Modern electric tattoo machines, originally adapted from doorbells and dental drills in the Victorian era, move needles up and down into the skin dozens of times a second, creating microscopic channels into which ink can flow, but any break of the skin will do. Many indigenous peoples use groups of needles or pointed combs made of metal, bone, obsidian, stone or shell, but we also have widespread evidence of plants being used not just as inks, but as the tattooing tools themselves.
In the present-day Amazon Basin, indigenous Ikpeng still use bundled palm spines to create tattooed lines on their faces. Until the mid-20th century, the Madagascan Sakalava people fashioned tools from bundles of spines plucked from Madagascar palm (Pachypodium lamerei). In Fiji, traditional tattoos for women, called qia, were performed with lemon thorns lashed to a short wooden handle well into the 19th century, before the practice was all but eradicated by colonial order.
Deeper into historical time, archaeologists have discovered tattooing tools fashioned from skunkbush sumac (Rhus trilobata), cactus and yucca attributed to the 2000-year-old Basketmaker II culture of the central plains of North America, while recent archaeological work suggests that thorn clusters were used to tattoo a 50-year-old woman from the Iron Age Pazyryk culture of the Altai mountains in Siberia, who died some 2,500 years ago. This woman’s body was preserved in the bleak Siberian cold for millennia, preventing her tattoos from decaying, and the latest research suggests that a suite of designs was pricked into her arms over several sessions with a specialised multipoint tool, theorised to have been made from the thorns of a local, prickly species, perhaps sea buckthorn.
Roots in time
Among this woman’s tattoos, which included a complex scene of big cats hunting horned gazelles, were floral patterns tattooed on both hands. Flowers pricked with thorns. I, too, have flowers tattooed on my hands – different, of course, in form and context from hers, but analogous through time by a shared experience of pain, healing and transformation.

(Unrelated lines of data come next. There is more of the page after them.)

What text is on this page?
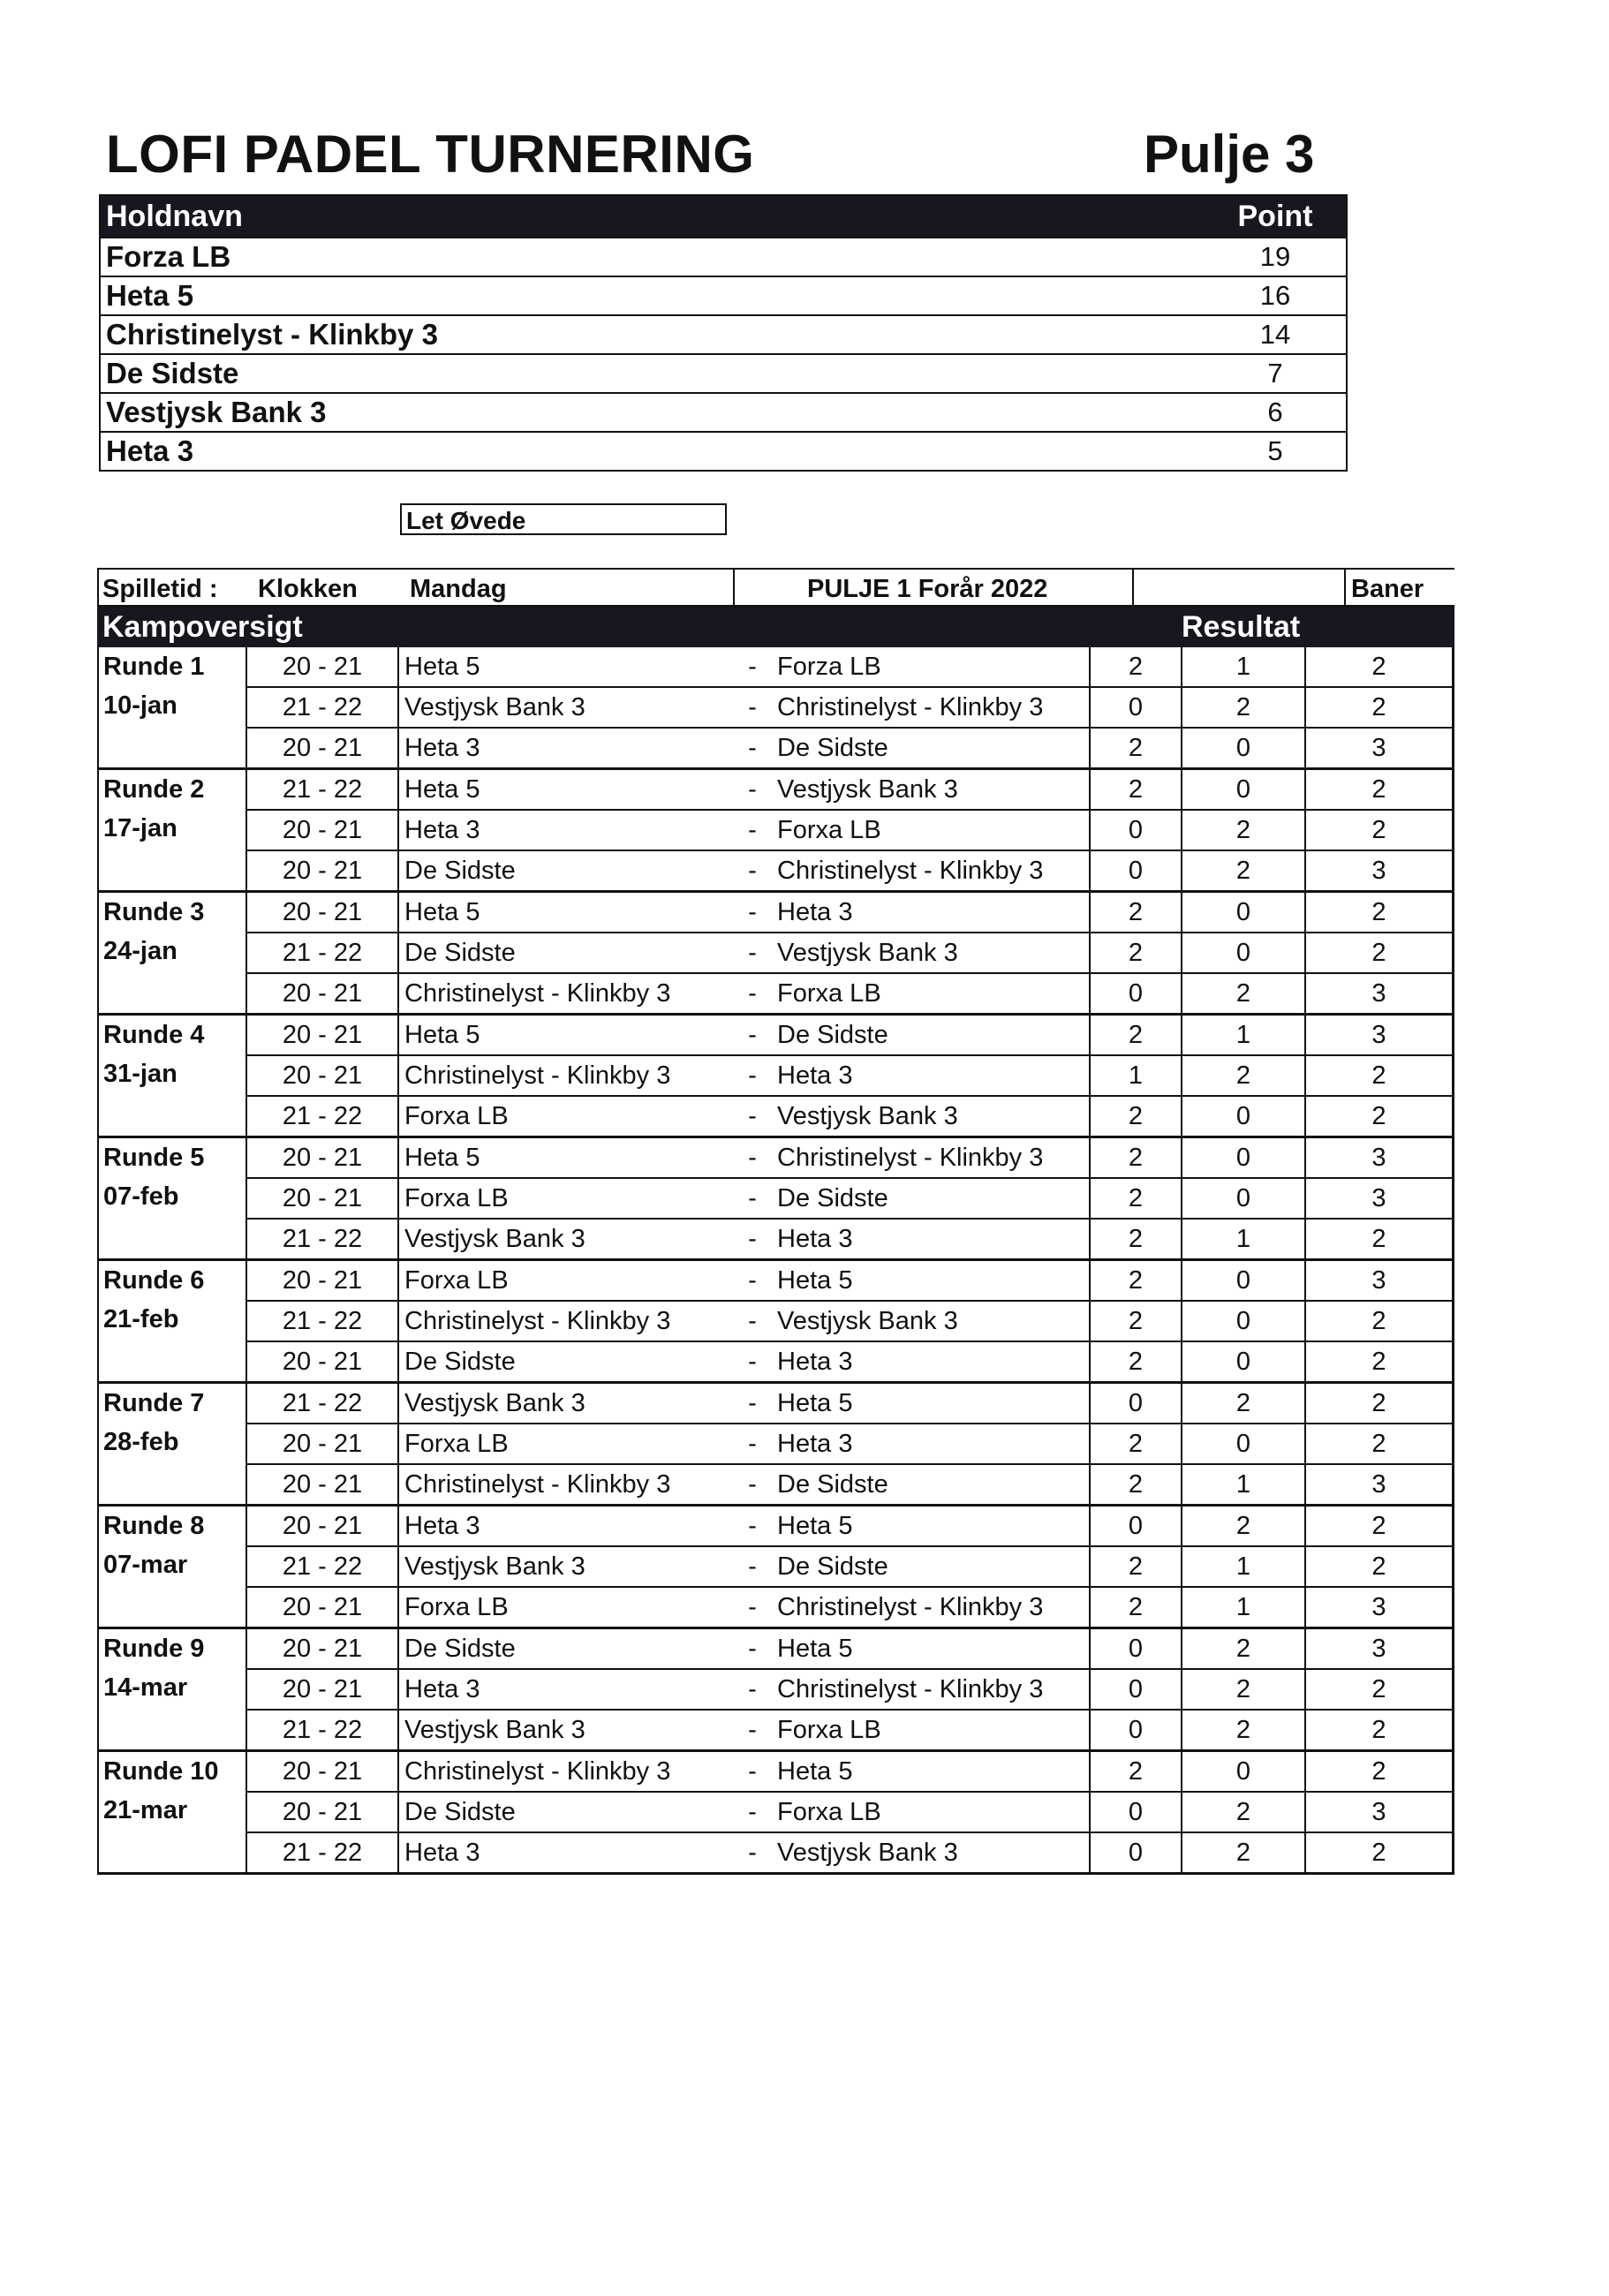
LOFI PADEL TURNERING	Pulje 3
Holdnavn	Point
Forza LB	19
Heta 5	16
Christinelyst - Klinkby 3	14
De Sidste	7
Vestjysk Bank 3	6
Heta 3	5
Let Øvede
Spilletid : Klokken Mandag	PULJE 1 Forår 2022	Baner
Kampoversigt	Resultat
Runde 1
10-jan
20 - 21	Heta 5	- Forza LB	2	1	2
21 - 22	Vestjysk Bank 3	- Christinelyst - Klinkby 3	0	2	2
20 - 21	Heta 3	- De Sidste	2	0	3
Runde 2
17-jan
21 - 22	Heta 5	- Vestjysk Bank 3	2	0	2
20 - 21	Heta 3	- Forxa LB	0	2	2
20 - 21	De Sidste	- Christinelyst - Klinkby 3	0	2	3
Runde 3
24-jan
20 - 21	Heta 5	- Heta 3	2	0	2
21 - 22	De Sidste	- Vestjysk Bank 3	2	0	2
20 - 21	Christinelyst - Klinkby 3	- Forxa LB	0	2	3
Runde 4
31-jan
20 - 21	Heta 5	- De Sidste	2	1	3
20 - 21	Christinelyst - Klinkby 3	- Heta 3	1	2	2
21 - 22	Forxa LB	- Vestjysk Bank 3	2	0	2
Runde 5
07-feb
20 - 21	Heta 5	- Christinelyst - Klinkby 3	2	0	3
20 - 21	Forxa LB	- De Sidste	2	0	3
21 - 22	Vestjysk Bank 3	- Heta 3	2	1	2
Runde 6
21-feb
20 - 21	Forxa LB	- Heta 5	2	0	3
21 - 22	Christinelyst - Klinkby 3	- Vestjysk Bank 3	2	0	2
20 - 21	De Sidste	- Heta 3	2	0	2
Runde 7
28-feb
21 - 22	Vestjysk Bank 3	- Heta 5	0	2	2
20 - 21	Forxa LB	- Heta 3	2	0	2
20 - 21	Christinelyst - Klinkby 3	- De Sidste	2	1	3
Runde 8
07-mar
20 - 21	Heta 3	- Heta 5	0	2	2
21 - 22	Vestjysk Bank 3	- De Sidste	2	1	2
20 - 21	Forxa LB	- Christinelyst - Klinkby 3	2	1	3
Runde 9
14-mar
20 - 21	De Sidste	- Heta 5	0	2	3
20 - 21	Heta 3	- Christinelyst - Klinkby 3	0	2	2
21 - 22	Vestjysk Bank 3	- Forxa LB	0	2	2
Runde 10
21-mar
20 - 21	Christinelyst - Klinkby 3	- Heta 5	2	0	2
20 - 21	De Sidste	- Forxa LB	0	2	3
21 - 22	Heta 3	- Vestjysk Bank 3	0	2	2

Tattooing should perhaps ultimately be thought of like drawing. Each design in the skin is a product of its moment of creation, and we should not overstate the similarities between a 21st-century tattooing culture and one from the 5th century BC. Through art preserved on skin – one created on the wind-swept tundra of the Siberian steppe, another on a North London high street – this ancient woman and I are connected in our shared, bodily humanity, and in our joyous appreciation of flowers.
While one famous tattooer once said that his work was guaranteed for life, plus six months (just long enough to rot away in the ground), there is a certain poetry to this ancient woman’s floral tattoos, so symbolic of the transience of a human lifespan, so stubbornly survived in the frigid ground for so long. It seems unlikely that the rose tattooed on my own neck will persist millennia hence, but who knows.
Either way, the fact remains that without plants, there wouldn’t be a tradition of permanent body art. While tattoo technology may have moved on, our appreciation for plants, our fondness for flowers, has not and it almost certainly never will. Plus, for as long as we love the natural world around us, there will be those among us – a great many – who mark this affection with tattoos. Botanical tattoos are for all time. Still-life motifs of just-ripe fruit and blooming stems are supposed to serve as humbling warnings and reminders that life is short, but art, of course, is long.